The only way American citizens were in touch with the Vietnam War, at all, was through the eyes of reporters. They were responsible for bringing the fighting as well as the politics of South Vietnam into the forefront of public awareness. They were credited for keeping the public more informed than in the dark. It has been said that not many could cite what we were fighting for “in the jungle.” Not many more could find Vietnam on a map. Yet, with the publishing of the Making of a Quagmire David Halberstam sets up to explain just how involved the U.S. was before the conflict erupted. In a comprehensive manner he explains our country’s commitment to the political struggle in South Vietnam. Despite pressure on all political sides Halberstam never compromised his view of the crisis. He refused to publish propaganda to support either side. The Making of a Quagmire is simply unflinching and honest.

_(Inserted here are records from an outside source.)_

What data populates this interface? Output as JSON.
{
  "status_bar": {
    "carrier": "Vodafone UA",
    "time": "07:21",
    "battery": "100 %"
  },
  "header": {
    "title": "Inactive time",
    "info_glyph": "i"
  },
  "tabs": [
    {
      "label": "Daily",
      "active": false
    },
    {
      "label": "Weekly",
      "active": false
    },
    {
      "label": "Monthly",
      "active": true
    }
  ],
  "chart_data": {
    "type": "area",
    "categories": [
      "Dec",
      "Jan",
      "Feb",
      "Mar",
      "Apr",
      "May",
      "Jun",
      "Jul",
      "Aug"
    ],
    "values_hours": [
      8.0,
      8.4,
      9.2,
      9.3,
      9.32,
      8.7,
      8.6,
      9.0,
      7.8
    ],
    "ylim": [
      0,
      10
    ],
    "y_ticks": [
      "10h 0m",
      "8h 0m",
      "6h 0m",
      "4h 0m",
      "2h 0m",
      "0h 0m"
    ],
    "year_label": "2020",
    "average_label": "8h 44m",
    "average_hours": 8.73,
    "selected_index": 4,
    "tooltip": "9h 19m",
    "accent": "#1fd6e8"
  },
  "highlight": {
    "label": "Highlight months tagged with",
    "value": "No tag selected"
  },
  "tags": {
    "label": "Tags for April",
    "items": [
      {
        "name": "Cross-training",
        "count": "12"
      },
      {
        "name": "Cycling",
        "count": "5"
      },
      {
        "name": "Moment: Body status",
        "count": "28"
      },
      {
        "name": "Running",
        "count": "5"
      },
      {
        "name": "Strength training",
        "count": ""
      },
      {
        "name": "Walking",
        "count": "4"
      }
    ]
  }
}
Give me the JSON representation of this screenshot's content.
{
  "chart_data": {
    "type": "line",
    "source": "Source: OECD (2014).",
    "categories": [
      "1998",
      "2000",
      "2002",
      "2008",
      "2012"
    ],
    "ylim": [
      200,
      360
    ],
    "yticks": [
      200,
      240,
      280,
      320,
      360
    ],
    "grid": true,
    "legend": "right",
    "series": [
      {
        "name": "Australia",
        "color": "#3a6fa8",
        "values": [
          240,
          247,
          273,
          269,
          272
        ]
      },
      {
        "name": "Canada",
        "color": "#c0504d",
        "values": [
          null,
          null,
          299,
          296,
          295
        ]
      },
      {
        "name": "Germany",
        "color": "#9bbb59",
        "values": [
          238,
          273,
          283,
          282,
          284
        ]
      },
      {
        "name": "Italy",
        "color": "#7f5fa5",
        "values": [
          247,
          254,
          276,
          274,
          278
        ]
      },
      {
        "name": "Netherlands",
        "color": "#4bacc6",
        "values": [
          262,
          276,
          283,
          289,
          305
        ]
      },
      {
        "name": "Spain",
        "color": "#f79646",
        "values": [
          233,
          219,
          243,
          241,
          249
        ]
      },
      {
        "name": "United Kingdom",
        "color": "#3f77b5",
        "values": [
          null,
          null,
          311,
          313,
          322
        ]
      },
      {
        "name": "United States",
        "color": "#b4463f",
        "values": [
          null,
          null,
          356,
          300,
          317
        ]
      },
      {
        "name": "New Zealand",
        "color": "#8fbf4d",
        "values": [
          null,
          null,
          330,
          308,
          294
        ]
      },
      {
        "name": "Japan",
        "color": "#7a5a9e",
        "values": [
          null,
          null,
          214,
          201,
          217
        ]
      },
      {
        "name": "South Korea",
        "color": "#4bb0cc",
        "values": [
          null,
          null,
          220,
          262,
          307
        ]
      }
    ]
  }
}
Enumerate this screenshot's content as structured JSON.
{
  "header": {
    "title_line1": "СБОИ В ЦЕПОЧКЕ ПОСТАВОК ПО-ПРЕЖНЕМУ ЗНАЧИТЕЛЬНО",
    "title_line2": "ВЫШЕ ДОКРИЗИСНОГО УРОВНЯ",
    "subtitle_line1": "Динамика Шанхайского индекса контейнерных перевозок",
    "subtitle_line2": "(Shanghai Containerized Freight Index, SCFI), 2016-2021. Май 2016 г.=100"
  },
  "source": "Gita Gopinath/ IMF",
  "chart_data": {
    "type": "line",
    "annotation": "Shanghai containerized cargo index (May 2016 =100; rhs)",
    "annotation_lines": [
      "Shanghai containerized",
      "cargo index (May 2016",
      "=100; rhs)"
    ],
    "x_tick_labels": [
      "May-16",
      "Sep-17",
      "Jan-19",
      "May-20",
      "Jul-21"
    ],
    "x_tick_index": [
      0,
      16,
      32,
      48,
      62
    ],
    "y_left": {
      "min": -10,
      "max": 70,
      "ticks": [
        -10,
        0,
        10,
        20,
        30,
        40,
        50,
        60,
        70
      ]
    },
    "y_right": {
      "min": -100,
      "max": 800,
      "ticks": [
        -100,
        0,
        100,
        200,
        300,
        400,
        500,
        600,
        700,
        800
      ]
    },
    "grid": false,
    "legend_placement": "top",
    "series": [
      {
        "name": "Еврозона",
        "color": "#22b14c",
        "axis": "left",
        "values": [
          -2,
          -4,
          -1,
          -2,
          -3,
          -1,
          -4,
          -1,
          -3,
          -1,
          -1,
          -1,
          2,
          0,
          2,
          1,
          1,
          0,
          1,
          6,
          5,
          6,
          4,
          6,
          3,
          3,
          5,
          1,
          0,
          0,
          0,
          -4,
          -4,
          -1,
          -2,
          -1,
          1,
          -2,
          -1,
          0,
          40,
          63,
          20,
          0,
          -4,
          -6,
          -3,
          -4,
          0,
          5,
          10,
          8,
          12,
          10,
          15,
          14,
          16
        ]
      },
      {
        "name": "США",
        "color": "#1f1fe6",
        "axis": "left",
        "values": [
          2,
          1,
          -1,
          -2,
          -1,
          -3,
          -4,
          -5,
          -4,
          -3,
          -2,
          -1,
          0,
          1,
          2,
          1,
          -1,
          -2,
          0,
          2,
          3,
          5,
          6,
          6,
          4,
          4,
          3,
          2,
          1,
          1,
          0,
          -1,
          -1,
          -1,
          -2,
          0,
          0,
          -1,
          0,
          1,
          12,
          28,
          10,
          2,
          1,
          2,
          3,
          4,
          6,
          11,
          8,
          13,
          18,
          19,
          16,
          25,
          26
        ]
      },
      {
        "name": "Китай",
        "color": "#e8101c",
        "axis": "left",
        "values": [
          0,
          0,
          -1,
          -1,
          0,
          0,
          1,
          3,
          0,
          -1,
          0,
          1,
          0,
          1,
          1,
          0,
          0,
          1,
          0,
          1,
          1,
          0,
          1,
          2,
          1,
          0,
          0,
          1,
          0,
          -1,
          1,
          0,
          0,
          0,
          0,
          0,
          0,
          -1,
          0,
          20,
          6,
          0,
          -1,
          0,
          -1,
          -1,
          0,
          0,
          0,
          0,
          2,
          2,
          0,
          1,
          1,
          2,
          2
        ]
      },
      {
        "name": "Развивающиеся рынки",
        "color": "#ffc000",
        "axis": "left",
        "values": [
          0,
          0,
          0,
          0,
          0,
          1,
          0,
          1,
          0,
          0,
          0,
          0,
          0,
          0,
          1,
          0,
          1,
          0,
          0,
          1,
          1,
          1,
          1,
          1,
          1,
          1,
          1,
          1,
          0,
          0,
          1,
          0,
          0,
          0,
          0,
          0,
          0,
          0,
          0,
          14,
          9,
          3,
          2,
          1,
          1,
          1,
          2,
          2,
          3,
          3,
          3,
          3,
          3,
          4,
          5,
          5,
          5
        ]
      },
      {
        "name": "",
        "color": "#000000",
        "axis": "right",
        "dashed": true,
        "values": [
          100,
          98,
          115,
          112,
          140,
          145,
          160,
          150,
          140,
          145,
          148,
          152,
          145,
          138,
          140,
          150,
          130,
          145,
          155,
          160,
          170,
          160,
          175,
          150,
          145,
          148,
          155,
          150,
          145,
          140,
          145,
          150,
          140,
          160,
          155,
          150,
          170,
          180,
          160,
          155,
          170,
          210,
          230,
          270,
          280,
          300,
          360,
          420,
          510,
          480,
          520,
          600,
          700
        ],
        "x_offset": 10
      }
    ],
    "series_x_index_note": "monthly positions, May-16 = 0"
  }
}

Most interesting quote: “In many areas the war had come to a virtual halt because vital units were practicing for the parade” (p 45). I find this interesting because Halberstam goes on to say, “It seemed unbelievable, but it was true; the public was not to be allowed to watch the ceremonies” (p 46).

BookLust Twist: From Book Lust in the chapter simply called, “Vietnam” (p 238). Also in More Book Lust in the chapter called, “David Halberstam: Too Good To Miss” (p 112). Interestingly enough in both chapters Nancy Pearl gives Halberstam’s book the complete title of  The Making of a Quagmire: America and Vietnam During the Kennedy Era yet nowhere on my copy of  Making of a Quagmire is that subtitle printed.

Man From Saigon

Leimbach, Marti. The Man From Saigon. New York: Doubleday, 2010.

This was an interesting read for me due, in part, to the fact I was reading The Making of a Quagmire by David Halberstam at the same time. Leimbach’s descriptions of Vietnam mirrored Halberstam’s almost perfectly. The rainy, muggy climate, the poverty stricken communities, the brash (trying-to-be-brave) military presence, but above all, the reporters trying to capture the atrocities of politics and war while remaining mentally sound and physically safe. Of course, Leimbach’s story is a bit less intense with the addition of an adulterous romance threaded through the bomb blasts and sniper attacks. Susan Gifford is a green reporter trying her hand at covering the U.S. involvement in Vietnam. When she is taken captive by the Vietnam Communists, the Vietcong, along with her photographer, Hoang Van Son, the plot thickens. Susan is suddenly confronted with a profound and deep relationship that was originally a professional partnership forged out of necessity.

There are, of course, a few lines that became my favorite. The one I hope makes it into the final copy is “It was a feeling of being trapped and desperate, of having been cornered by her own mistakes” (p 6). Been there. Done that.